China remained on top with imports climbing more than a third (38.76 percent) in the review quarter to Sh126.08 billion.
Kenya largely buys refined petroleum products from the UAE.
This came at a time when the average cost of diesel, which largely powers Kenya’s transportation and agricultural sectors, fell 3.21 percent year-on-year to $724.34 per cubic metre when it landed at the Port of Mombasa during the quarter under review. This means the traders spent less amount to ship in diesel than a year earlier before paying taxes and other costs.
The same volume of super petrol cost $702.45 on average during the review period, a relatively lower growth of 6.21 percent compared with the year before.
Kenya has been looking to narrow a gigantic trade imbalance with UAE with imports last year hitting Sh407.4 billion against export earnings of Sh44.02 billion.
UAE— which has successfully ploughed oil wealth into other sectors from tourism to real estate— has been keen on doubling non-oil trade and investments with Kenya.
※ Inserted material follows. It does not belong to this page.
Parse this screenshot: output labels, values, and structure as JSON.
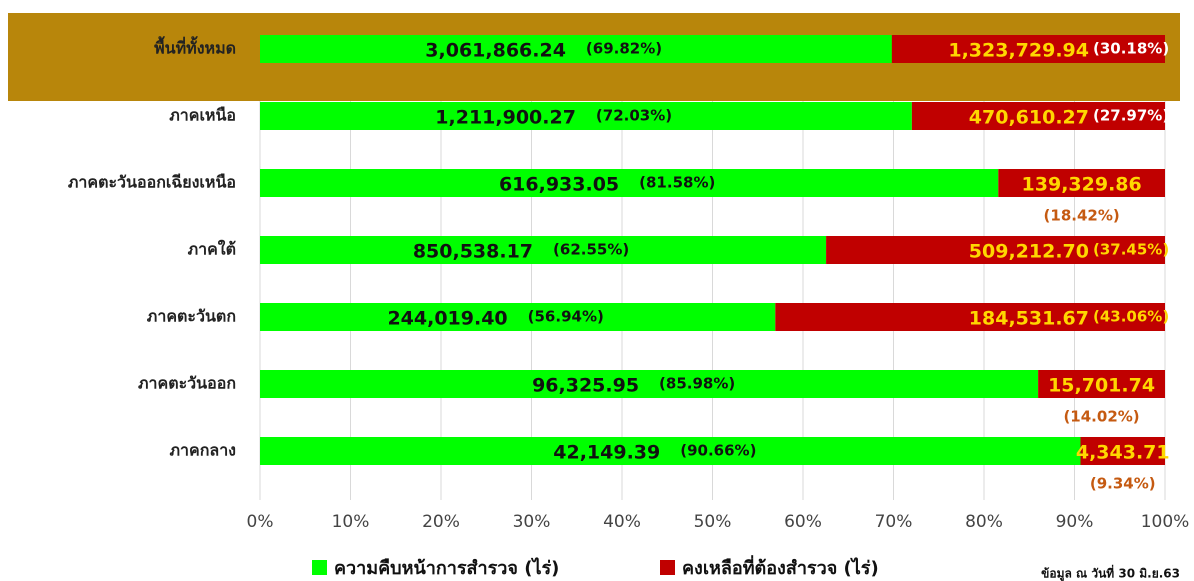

Non-oil imports from UAE, particularly Dubai, include electrical and electronic equipment as well as plastics.
Negotiating teams from Nairobi and Abu Dhabi last year held three rounds of technical negotiations under the Kenya-UAE Comprehensive Economic Partnership Agreement, which seeks to deepen trade and investment ties with a focus on non-oil goods.
“Through the CEPA, the UAE and Kenya aim to remove trade barriers on a wide range of goods and services, creating new opportunities for importers and exporters in both countries and enabling Kenyan companies to leverage the value of the UAE’s geographical and logistical position,” the KNBS wrote in 2024 Economic Survey.